Está em causa não só uma questão separatista, mas também uma guerra energética, visto que por aqui passam os mais importantes gasodutos russos que fornecem o gás à Europa do Norte e do Leste. Com a União Europeia e a NATO a conseguirem angariar os países da antiga União Soviética, e com a Rússia a redefinir a sua posição estratégica mundial, visível por exemplo na União Euroasiática entre Rússia, Bielorrússia e Cazaquistão, ou na aproximação ao Médio Oriente, Índia e China, a dimensão deste velho conflito assume outras proporções.

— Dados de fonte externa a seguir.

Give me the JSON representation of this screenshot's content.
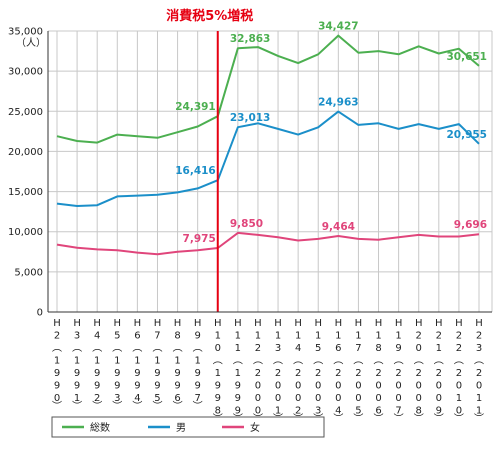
{
  "chart_data": {
    "type": "line",
    "unit_label": "（人）",
    "annotation": "消費税5%増税",
    "annotation_x_index": 8,
    "ylim": [
      0,
      35000
    ],
    "yticks": [
      "0",
      "5,000",
      "10,000",
      "15,000",
      "20,000",
      "25,000",
      "30,000",
      "35,000"
    ],
    "ytick_values": [
      0,
      5000,
      10000,
      15000,
      20000,
      25000,
      30000,
      35000
    ],
    "grid": true,
    "legend_position": "bottom",
    "categories": [
      {
        "era": [
          "H",
          "2"
        ],
        "year": [
          "1",
          "9",
          "9",
          "0"
        ]
      },
      {
        "era": [
          "H",
          "3"
        ],
        "year": [
          "1",
          "9",
          "9",
          "1"
        ]
      },
      {
        "era": [
          "H",
          "4"
        ],
        "year": [
          "1",
          "9",
          "9",
          "2"
        ]
      },
      {
        "era": [
          "H",
          "5"
        ],
        "year": [
          "1",
          "9",
          "9",
          "3"
        ]
      },
      {
        "era": [
          "H",
          "6"
        ],
        "year": [
          "1",
          "9",
          "9",
          "4"
        ]
      },
      {
        "era": [
          "H",
          "7"
        ],
        "year": [
          "1",
          "9",
          "9",
          "5"
        ]
      },
      {
        "era": [
          "H",
          "8"
        ],
        "year": [
          "1",
          "9",
          "9",
          "6"
        ]
      },
      {
        "era": [
          "H",
          "9"
        ],
        "year": [
          "1",
          "9",
          "9",
          "7"
        ]
      },
      {
        "era": [
          "H",
          "1",
          "0"
        ],
        "year": [
          "1",
          "9",
          "9",
          "8"
        ]
      },
      {
        "era": [
          "H",
          "1",
          "1"
        ],
        "year": [
          "1",
          "9",
          "9",
          "9"
        ]
      },
      {
        "era": [
          "H",
          "1",
          "2"
        ],
        "year": [
          "2",
          "0",
          "0",
          "0"
        ]
      },
      {
        "era": [
          "H",
          "1",
          "3"
        ],
        "year": [
          "2",
          "0",
          "0",
          "1"
        ]
      },
      {
        "era": [
          "H",
          "1",
          "4"
        ],
        "year": [
          "2",
          "0",
          "0",
          "2"
        ]
      },
      {
        "era": [
          "H",
          "1",
          "5"
        ],
        "year": [
          "2",
          "0",
          "0",
          "3"
        ]
      },
      {
        "era": [
          "H",
          "1",
          "6"
        ],
        "year": [
          "2",
          "0",
          "0",
          "4"
        ]
      },
      {
        "era": [
          "H",
          "1",
          "7"
        ],
        "year": [
          "2",
          "0",
          "0",
          "5"
        ]
      },
      {
        "era": [
          "H",
          "1",
          "8"
        ],
        "year": [
          "2",
          "0",
          "0",
          "6"
        ]
      },
      {
        "era": [
          "H",
          "1",
          "9"
        ],
        "year": [
          "2",
          "0",
          "0",
          "7"
        ]
      },
      {
        "era": [
          "H",
          "2",
          "0"
        ],
        "year": [
          "2",
          "0",
          "0",
          "8"
        ]
      },
      {
        "era": [
          "H",
          "2",
          "1"
        ],
        "year": [
          "2",
          "0",
          "0",
          "9"
        ]
      },
      {
        "era": [
          "H",
          "2",
          "2"
        ],
        "year": [
          "2",
          "0",
          "1",
          "0"
        ]
      },
      {
        "era": [
          "H",
          "2",
          "3"
        ],
        "year": [
          "2",
          "0",
          "1",
          "1"
        ]
      }
    ],
    "series": [
      {
        "name": "総数",
        "color": "#4caf50",
        "values": [
          21900,
          21300,
          21100,
          22100,
          21900,
          21700,
          22400,
          23100,
          24391,
          32863,
          33000,
          31900,
          31000,
          32100,
          34427,
          32300,
          32500,
          32100,
          33100,
          32200,
          32800,
          30651
        ],
        "labels": [
          {
            "index": 8,
            "text": "24,391",
            "pos": "above-left"
          },
          {
            "index": 9,
            "text": "32,863",
            "pos": "above"
          },
          {
            "index": 14,
            "text": "34,427",
            "pos": "above"
          },
          {
            "index": 21,
            "text": "30,651",
            "pos": "above"
          }
        ]
      },
      {
        "name": "男",
        "color": "#1b8fc9",
        "values": [
          13500,
          13200,
          13300,
          14400,
          14500,
          14600,
          14900,
          15400,
          16416,
          23013,
          23500,
          22800,
          22100,
          23000,
          24963,
          23300,
          23500,
          22800,
          23400,
          22800,
          23400,
          20955
        ],
        "labels": [
          {
            "index": 8,
            "text": "16,416",
            "pos": "above-left"
          },
          {
            "index": 9,
            "text": "23,013",
            "pos": "above"
          },
          {
            "index": 14,
            "text": "24,963",
            "pos": "above"
          },
          {
            "index": 21,
            "text": "20,955",
            "pos": "above"
          }
        ]
      },
      {
        "name": "女",
        "color": "#e0457b",
        "values": [
          8400,
          8000,
          7800,
          7700,
          7400,
          7200,
          7500,
          7700,
          7975,
          9850,
          9600,
          9300,
          8900,
          9100,
          9464,
          9100,
          9000,
          9300,
          9600,
          9400,
          9400,
          9696
        ],
        "labels": [
          {
            "index": 8,
            "text": "7,975",
            "pos": "above-left"
          },
          {
            "index": 9,
            "text": "9,850",
            "pos": "above"
          },
          {
            "index": 14,
            "text": "9,464",
            "pos": "above"
          },
          {
            "index": 21,
            "text": "9,696",
            "pos": "above"
          }
        ]
      }
    ]
  }
}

A Rússia precisa de vender uma das suas maiores riquezas, o gás. Do lado asiático, os seus maiores clientes são a China, o Japão e a Coreia do Sul e o seu principal meio de fornecimento, para além dos petroleiros, tem sido o gasoduto Sibéria-Pacifico. No passado dia 1 de setembro começou a ser construído o Força Sibéria, que permitirá escoar 38 mil milhões de metros cúbicos de gás russo para a China. Ora se o plano energético a oriente está a correr relativamente bem, apesar de o preço acordado de venda ter sido abaixo do previsto, a ocidente a situação já não é tão favorável. Quase 80% das exportações de gás russo para a Europa são feitas através de gasodutos que passam pela Ucrânia, o que torna a Rússia extraordinariamente dependente deste país. Por isso, Putin tem apenas duas alternativas, ou controla o território ucraniano ou arranja gasodutos alternativos.

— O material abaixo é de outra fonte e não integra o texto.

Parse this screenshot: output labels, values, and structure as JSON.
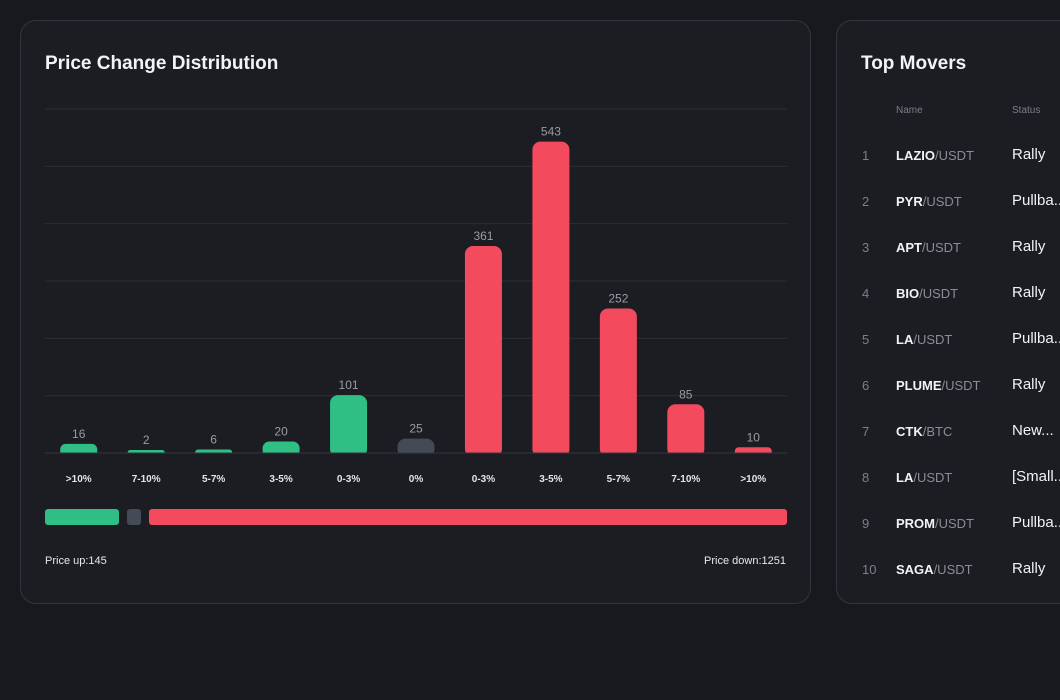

A primeira hipótese é a que muitos acham estar a acontecer. Consegui-lo militarmente é um erro estratégico, e Sergei Lavrov já deixou bem claro que não quer envolver a Rússia num guerra que, segundo diz, é apenas da Ucrânia. Resta por isso uma tática mais subtil, mas igualmente eficaz: desestabilizar o país incentivando separatismos regionais. Desta forma consegue não só tornar quase impossível a adesão da Ucrânia à União Europeia, como torna mais difícil a sua integração na NATO, cujos estatutos bloqueiam a aceitação de um novo Estado membro que tenha disputas militares em curso.

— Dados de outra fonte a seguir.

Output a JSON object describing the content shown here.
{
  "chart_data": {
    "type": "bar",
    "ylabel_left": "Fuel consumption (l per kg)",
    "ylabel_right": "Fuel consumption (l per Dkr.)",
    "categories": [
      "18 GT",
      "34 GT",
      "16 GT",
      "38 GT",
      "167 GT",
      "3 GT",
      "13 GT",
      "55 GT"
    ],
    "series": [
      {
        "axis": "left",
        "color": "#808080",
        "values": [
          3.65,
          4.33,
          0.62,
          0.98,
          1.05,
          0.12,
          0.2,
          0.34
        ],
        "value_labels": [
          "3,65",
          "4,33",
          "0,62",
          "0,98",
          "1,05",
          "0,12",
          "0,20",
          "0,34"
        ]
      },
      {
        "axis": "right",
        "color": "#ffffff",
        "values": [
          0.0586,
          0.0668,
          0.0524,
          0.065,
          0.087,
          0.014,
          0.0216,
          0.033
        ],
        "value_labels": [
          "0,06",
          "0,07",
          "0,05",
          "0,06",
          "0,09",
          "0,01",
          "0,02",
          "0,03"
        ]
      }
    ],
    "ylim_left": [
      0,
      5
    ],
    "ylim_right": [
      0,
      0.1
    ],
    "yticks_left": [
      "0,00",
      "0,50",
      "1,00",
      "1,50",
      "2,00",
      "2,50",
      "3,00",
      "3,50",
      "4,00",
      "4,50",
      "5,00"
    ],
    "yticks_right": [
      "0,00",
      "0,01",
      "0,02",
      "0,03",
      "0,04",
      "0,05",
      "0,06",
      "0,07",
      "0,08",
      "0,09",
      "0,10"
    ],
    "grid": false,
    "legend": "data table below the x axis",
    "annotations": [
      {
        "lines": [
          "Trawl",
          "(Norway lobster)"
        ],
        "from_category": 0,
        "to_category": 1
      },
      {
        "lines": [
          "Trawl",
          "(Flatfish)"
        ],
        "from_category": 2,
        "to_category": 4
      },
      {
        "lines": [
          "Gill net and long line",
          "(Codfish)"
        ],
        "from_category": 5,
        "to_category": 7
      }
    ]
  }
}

Mas é claro que Putin não descura a procura de alternativas aos gasodutos que passam pela Ucrânia, e com esta guerra assegura o controlo da região do mar de Azov que faz a ligação à península da Crimeia, anexada em Março. Está também a construir um novo gasoduto, denominado Corrente do Sul, que ligará diretamente a Rússia à Europa, atravessando o mar Negro, entrando pela Bulgária. Como resposta, os EUA apoiam a construção do gasoduto Nabuco, que fornecerá gás do Azerbaijão e do Irão à União Europeia, e que ligará uma série de outros gasodutos já existentes, que passam pela Geórgia e pela Turquia.

Este conflito não é inédito nem novo. Desde 2005 que, quase todos os anos, Moscovo corta o fornecimento de gás à Ucrânia, e muitas vezes no pino do inverno. Mas agora a situação alterou-se, e a questão separatista é apenas um pretexto para conseguir outros objetivos. A Rússia tem aspirações geostratégicas e não quer continuar refém dos interesses europeus e americanos. Espera-se por isso um desfecho diferente dos anteriores, mas que não passe pela ofensiva militar, porque essa pode trazer consequências que nenhuma das partes envolvidas deseja.